International Journal of Academic Pedagogical Research (IJAPR)
  Year: 2021 | Volume: 5 | Issue: 3 | Page No.: 124-137
Learning Machine Learning With Very Young Children: Who Is Teaching Whom?
Ruslan Malikov, Nigora Abdiyeva, Boboxolova Marjona, Jurabek Abdiyev, Kuchiboyeva Nargila

Abstract:
While artificial intelligence and machine learning-based technology is becoming a commonplace feature of people's everyday lives, so far few theoretical or empirical studies have focused on investigating it in K-12 education.
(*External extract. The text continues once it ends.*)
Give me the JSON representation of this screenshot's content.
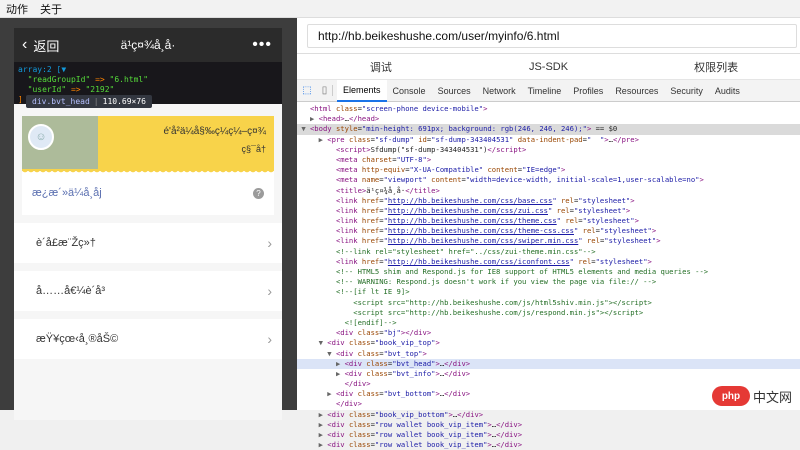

Drawing on the sociocultural theory of learning and participation, this case study explored how six very young children taught and explored Google's Teachable Machine in non-school settings. Through fine-grained analysis of video recordings and interviews with the children, the article illustrates the content and the process of teaching where 3-9 year old children were producing machine learning datasets and models as well as observing, exploring, and explaining their own interaction with machine learning systems. The results illustrate the quick-paced and embodied nature of the child- computer interaction that also supported children to reason about the relationship between their own bodily expressions and the output of an interactive ML-based tool. The article concludes with discussions on the emergent process of teaching and learning as well as on ways of promoting children's participation and sense of agency in the age of machine learning.